Cycle safely with your kids during the school holidays

Parents can teach their children to be safe cyclists by going out with them and leading by example. South African roads are public spaces and cyclists have the right to ride their bicycles on them but riding a bike on public roads is a huge responsibility and it is vital that children are made aware of the rules of the road as well as how to handle a bicycle in a safe and responsible way.

Learning to cycle is a rite of passage for children and has the added benefits of health and fitness. Cycling can be one way your child gets enough exercise during the winter school holidays and it makes for a good day’s entertainment for the whole family. Cycling represents fun, freedom and fresh air everything that good about being a kid. It’s also an easy way to burn calories, become flexible and to learn co-ordination.

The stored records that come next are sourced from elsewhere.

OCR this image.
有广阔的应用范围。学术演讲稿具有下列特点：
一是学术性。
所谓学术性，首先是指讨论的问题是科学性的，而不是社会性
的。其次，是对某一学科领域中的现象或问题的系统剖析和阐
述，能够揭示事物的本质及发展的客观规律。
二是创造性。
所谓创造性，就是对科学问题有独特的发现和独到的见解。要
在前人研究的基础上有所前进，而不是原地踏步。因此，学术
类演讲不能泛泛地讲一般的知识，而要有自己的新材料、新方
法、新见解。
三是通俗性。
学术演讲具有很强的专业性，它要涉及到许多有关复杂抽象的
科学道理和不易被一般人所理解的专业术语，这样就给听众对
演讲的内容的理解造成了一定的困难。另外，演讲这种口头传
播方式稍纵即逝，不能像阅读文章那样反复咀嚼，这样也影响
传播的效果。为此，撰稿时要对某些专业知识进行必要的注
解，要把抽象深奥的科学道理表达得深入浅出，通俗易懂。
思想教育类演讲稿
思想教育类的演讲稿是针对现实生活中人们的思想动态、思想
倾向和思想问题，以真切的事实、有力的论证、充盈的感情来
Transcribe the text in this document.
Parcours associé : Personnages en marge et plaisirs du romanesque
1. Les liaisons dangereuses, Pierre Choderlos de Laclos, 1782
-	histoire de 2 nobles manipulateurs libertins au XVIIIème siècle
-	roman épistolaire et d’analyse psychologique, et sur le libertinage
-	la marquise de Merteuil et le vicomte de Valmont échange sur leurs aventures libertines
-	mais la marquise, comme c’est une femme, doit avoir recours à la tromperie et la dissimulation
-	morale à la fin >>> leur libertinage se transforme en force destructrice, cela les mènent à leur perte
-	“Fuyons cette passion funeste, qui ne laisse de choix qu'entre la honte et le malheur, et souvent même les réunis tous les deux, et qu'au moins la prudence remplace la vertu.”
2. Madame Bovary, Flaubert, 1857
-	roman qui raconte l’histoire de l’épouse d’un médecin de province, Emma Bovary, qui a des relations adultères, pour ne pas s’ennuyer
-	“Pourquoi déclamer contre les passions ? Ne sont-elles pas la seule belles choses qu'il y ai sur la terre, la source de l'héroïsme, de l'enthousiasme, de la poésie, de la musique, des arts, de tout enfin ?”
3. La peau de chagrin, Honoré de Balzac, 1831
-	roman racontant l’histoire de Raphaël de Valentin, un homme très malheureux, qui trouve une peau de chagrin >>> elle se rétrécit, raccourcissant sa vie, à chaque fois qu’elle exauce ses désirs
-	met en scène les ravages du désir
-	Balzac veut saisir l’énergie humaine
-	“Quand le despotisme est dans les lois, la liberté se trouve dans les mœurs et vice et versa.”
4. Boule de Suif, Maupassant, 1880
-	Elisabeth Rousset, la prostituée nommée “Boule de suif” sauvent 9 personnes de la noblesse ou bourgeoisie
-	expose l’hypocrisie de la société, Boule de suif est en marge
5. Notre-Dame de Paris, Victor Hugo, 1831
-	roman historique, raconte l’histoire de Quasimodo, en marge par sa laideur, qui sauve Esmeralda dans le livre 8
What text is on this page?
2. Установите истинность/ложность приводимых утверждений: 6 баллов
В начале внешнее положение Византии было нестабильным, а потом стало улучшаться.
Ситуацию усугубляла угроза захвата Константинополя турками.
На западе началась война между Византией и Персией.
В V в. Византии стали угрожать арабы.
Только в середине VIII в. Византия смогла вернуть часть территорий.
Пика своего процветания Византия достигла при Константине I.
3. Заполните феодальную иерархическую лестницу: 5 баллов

Teaching children to travel effectively by bicycle as they get older develops patience, discipline, self-reliance and personal responsibility.  Learning to negotiate traffic by cycling also teaches essential driving skills that will make them safer and more courteous motorists later.  Like swimming and motoring, the safety of cycling is determined primarily by behavior; education and skill development are key to success. As a cyclist’s skills and maturity progress, safe cycling becomes possible in an increasingly wide variety of environments. An important consideration for cycling with children is matching route selection and adult supervision to the developmental and skill levels of the child.

“Riding with children affords a parent the opportunity to supervise their cycling, especially at edge locations such as street crossings.   Parents should model consistent behavior by stopping and looking both ways before proceeding, and invite the child to assist in assessment of traffic conditions,” says Karin Pohl, general manager of the Pedal Power Association.

Although many parents and children are tempted to think of sidewalks as safe places for children to ride, traveling any distance on a sidewalk inevitably results in crossing intersections and driveways or crossing roadways mid-block.  Such movements are associated with the most common collision types for child cyclists, in part because of children’s errors, but also because motorists are less likely to notice bicyclists entering their path from sidewalk locations when they are focused on traffic approaching in the roadway.

A leading contributor to car-bike crashes is cycling on the wrong side of the road.  At intersections, where the vast majority of car-bike collisions happen, other drivers aren’t expecting or looking for traffic approaching from the wrong direction. When riding with a child to supervise their bicycling, an ideal riding position is slightly behind and to the left of the child, with the child setting the pace. This position allows the parent or instructor to watch and communicate with the child, while also diverting overtaking traffic to pass at a larger distance from the child

Children between the ages of 7 and 10 can develop the traffic and handling skills to operate safely on low speed, low traffic two-lane residential streets.  By their early teens, they can develop the skills to handle multiple lane streets. “Although some cyclists may prefer more direct, important roads depending on their travel objectives, low traffic streets and greenways are often the most enjoyable places to ride for a wide variety of cyclists,” explains Pohl.

The Pedal Power Association of South Africa offers helpful information that parents should share with their children from an early age:

  • You must always wear a helmet
  • You must ride in single file
  • You may not hold onto any other vehicles
  • You may not deliberately swerve from side to side
  • You may not carry another person or object that prevents you from seeing where you are going, and from having complete control over your bicycle
  • If you are riding on a public road where there is a bicycle lane, you must use that lane
  • You may ride on any road, EXCEPT on a freeway
  • Obey all traffic laws, including stopping at red traffic lights and stop streets. Proceed through intersections only when it is safe to do so


It is important for everyone to check their bicycles before setting out – you do not want to break down in the middle of a busy road, or far from help! Check the bikes together and set the example to your children.

Checklist before your bike ride:

  • Are the tyres free of holes, cuts or any embedded
  • Are the wheels pumped hard enough
  • Are the wheels tightly secured?
  • Check both the brakes are they working?
  • Are the gears working as they should?
  • Is the chain clean and well oiled?
  • Is the handlebar and saddle firmly fixed?
  • Are there any cracks in the frames or forks?
  • Do you have a saddle bag with emergency spares attached to the bicycle that includes a spare tube, a patch kit and tyre levers
  •  Do you have lights and reflectors on the bicycle (red at the back, white at the front)


Long bike rides can be tiring or tedious for children; it’s useful to start small and break up longer trips with stops every 20 minutes or so.  Planning a round trip to a destination of interest such as an ice cream shop, restaurant, or park works especially well.